Carolijn Brouwer hopes to see greater acceptance of female sailors going forward
Last Updated: 07/03/18 11:38pm
Round-the-world sailor Carolijn Brouwer insists succeeding in her sport is the best way in which she can inspire women across the globe.
Dutch sailor Brouwer is participating in her third Volvo Ocean Race and is a key member of the Dongfeng Race Team, who are second, midway through the 45,000 nautical-mile race.
The three-time Olympian was part of the all-female Team SCA crew in the last edition of the race, but says her goal this time round is simply to illustrate that women sailing at elite level is perfectly normal.
"If I can help to empower women around the world in some little way then I do," Brouwer said to mark International Women's Day on March 8.
"With Team SCA, we wanted to sail as fast as we could to get the best result, and by doing that I think we were empowering women. My goal in that race was just to sail the best we could and by doing that we would automatically inspire women.
"Now being part of a mixed group, I'm not specifically bringing the message across that we need to have women on the boats and 'look at me and this is how we are doing it'. No, by doing a job and by being an integral part of the crew we are just showing the rest of the world that it is a natural thing.
"I think when they introduced the compulsory mixed Nacra 17 class at the Olympics everybody was saying a girl and a boy on a boat was not going to work.
"Now that we've had the Rio Olympics (where the Nacra 17 class made its Olympic debut) nobody speaks about it anymore. It's just a normal thing and that's what I hope that this race will achieve as well.
"Mixed sailing works well. It gives a different dynamic to the teams and towards the end of the race I don't think anybody will be talking about it. It will just be a normal thing."
Brouwer is regularly seen accompanied by her seven-year-old son Kyle when she is in-port and says she feels blessed to be able to give her child a unique education and experience of life.
"He's been following me on all of my ocean sailing adventures pretty much since he was born. He was three when I did the race with SCA," Brouwer said.
"He goes to school in Australia where I am based now and his teachers are very supportive of what we do and the type of education we are giving him as a travelling child.

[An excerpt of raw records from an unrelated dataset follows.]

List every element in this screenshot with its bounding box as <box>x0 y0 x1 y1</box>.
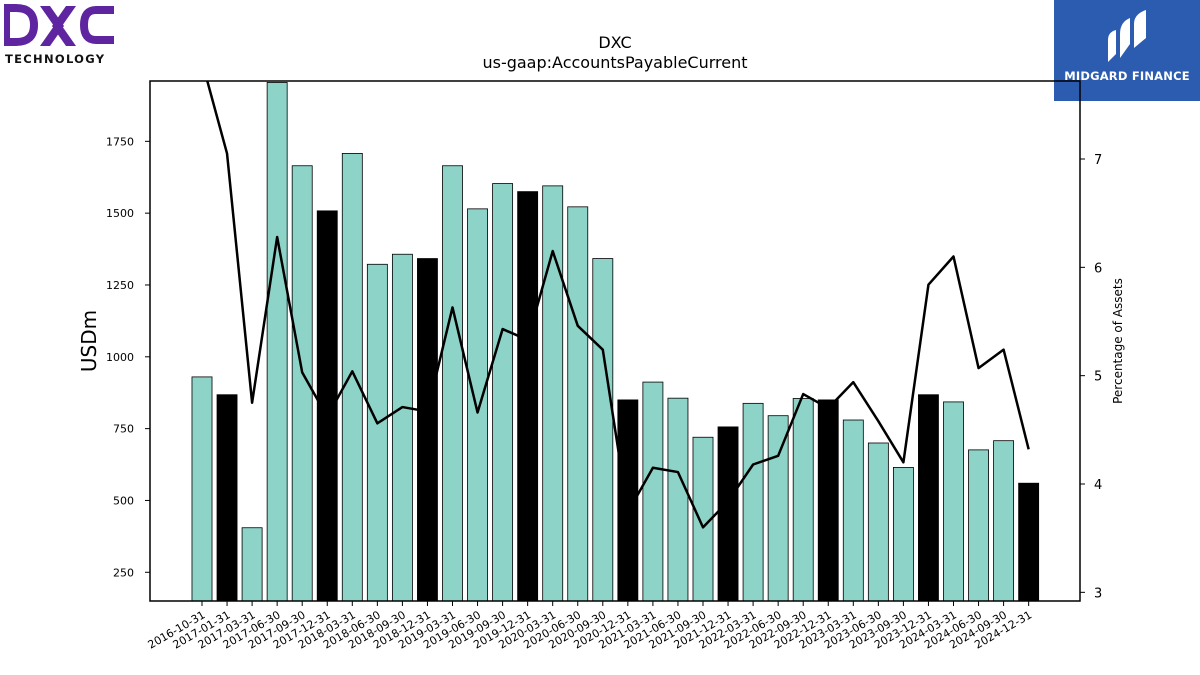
bar-2022-03-31 <box>742 402 764 602</box>
y-left-tick-label: 750 <box>113 423 134 436</box>
midgard-finance-logo: MIDGARD FINANCE <box>1054 0 1200 101</box>
y-right-tick-label: 7 <box>1094 153 1102 168</box>
y-right-tick-label: 5 <box>1094 370 1102 385</box>
bar-2016-10-31 <box>191 376 213 602</box>
bar-2018-06-30 <box>366 263 388 602</box>
bar-2024-06-30 <box>968 449 989 602</box>
dxc-logo-subtext: TECHNOLOGY <box>5 52 106 66</box>
bar-2023-03-31 <box>842 419 864 602</box>
y-left-tick-label: 1500 <box>106 207 134 220</box>
bar-2023-06-30 <box>867 442 889 602</box>
y-left-tick-label: 1250 <box>106 279 134 292</box>
dxc-logo <box>4 3 116 66</box>
bar-2018-03-31 <box>341 152 363 602</box>
y-right-tick-label: 3 <box>1094 586 1102 601</box>
bar-2022-12-31 <box>817 399 839 602</box>
y-left-tick-label: 1750 <box>106 135 134 148</box>
chart-title: DXC <box>598 33 631 52</box>
bar-2018-12-31 <box>417 258 438 602</box>
bar-2021-03-31 <box>642 381 664 602</box>
bar-2023-12-31 <box>918 394 939 602</box>
y-right-tick-label: 4 <box>1094 478 1102 493</box>
bar-2017-06-30 <box>266 82 288 602</box>
bar-series <box>191 82 1040 602</box>
bar-2019-03-31 <box>442 165 463 602</box>
y-left-tick-label: 1000 <box>106 351 134 364</box>
midgard-emblem-icon <box>1108 10 1146 62</box>
bar-2024-03-31 <box>943 401 964 602</box>
bar-2017-01-31 <box>216 394 238 602</box>
y-right-tick-label: 6 <box>1094 261 1102 276</box>
y-axis-label-left: USDm <box>77 310 101 372</box>
bar-2024-09-30 <box>993 440 1015 602</box>
midgard-finance-label: MIDGARD FINANCE <box>1064 69 1190 83</box>
percentage-line-series <box>206 81 1030 529</box>
plot-frame <box>149 80 1081 602</box>
bar-2020-03-31 <box>542 185 564 602</box>
bar-2022-06-30 <box>767 415 789 602</box>
chart-subtitle: us-gaap:AccountsPayableCurrent <box>482 53 747 72</box>
dxc-logo-mark <box>4 3 114 46</box>
x-axis: 2016-10-312017-01-312017-03-312017-06-30… <box>146 601 1034 652</box>
percentage-of-assets-line <box>206 81 1030 529</box>
y-axis-right: 3 4 5 6 7 <box>1080 153 1102 601</box>
bar-2018-09-30 <box>391 253 413 602</box>
bar-2022-09-30 <box>792 398 814 602</box>
bar-2020-09-30 <box>592 258 614 602</box>
y-axis-left: 250 500 750 1000 1250 1500 1750 <box>106 135 150 579</box>
bar-2019-06-30 <box>467 208 488 602</box>
bar-2021-06-30 <box>667 397 689 602</box>
bar-2019-12-31 <box>517 191 539 602</box>
bar-2023-09-30 <box>892 467 914 602</box>
y-axis-label-right: Percentage of Assets <box>1111 278 1125 404</box>
bar-2021-12-31 <box>717 426 739 602</box>
bar-2017-03-31 <box>241 527 263 602</box>
bar-2020-06-30 <box>567 206 589 602</box>
y-left-tick-label: 250 <box>113 566 134 579</box>
y-left-tick-label: 500 <box>113 494 134 507</box>
bar-2019-09-30 <box>492 183 514 602</box>
bar-2024-12-31 <box>1018 482 1040 602</box>
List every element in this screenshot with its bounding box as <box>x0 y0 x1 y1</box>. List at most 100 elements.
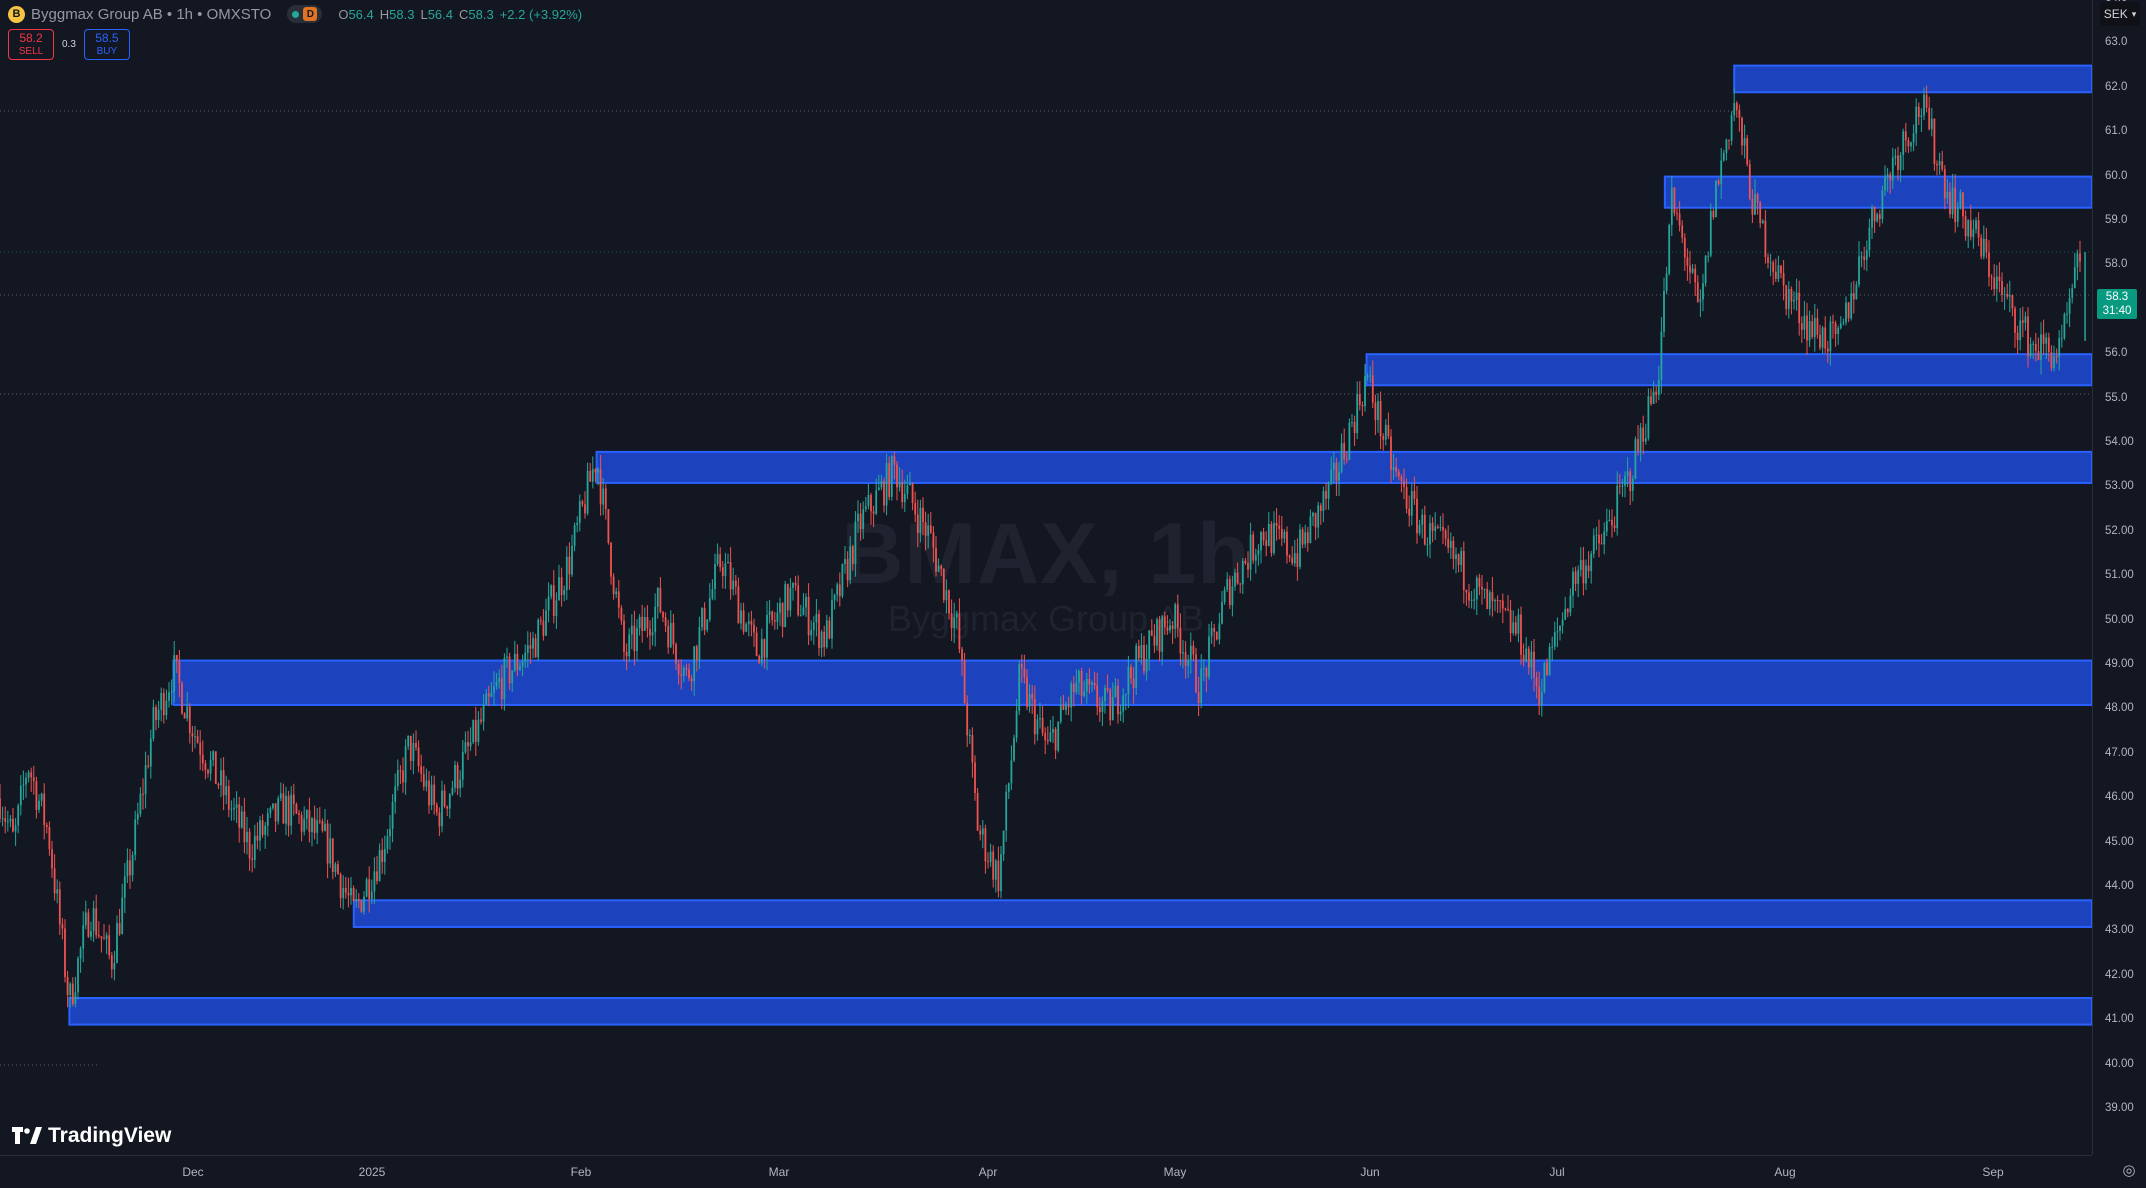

"I really believe Kyle will be a more complete person because of the upbringing we are giving him now than if he were to go to school every day.
"The people he meets the different cultures and little things like after we were in Cape Town he went back to school and told his class about Nelson Mandela. It's nice when I hear his teacher say the education you are giving your child is better than the education I can give him in the classroom."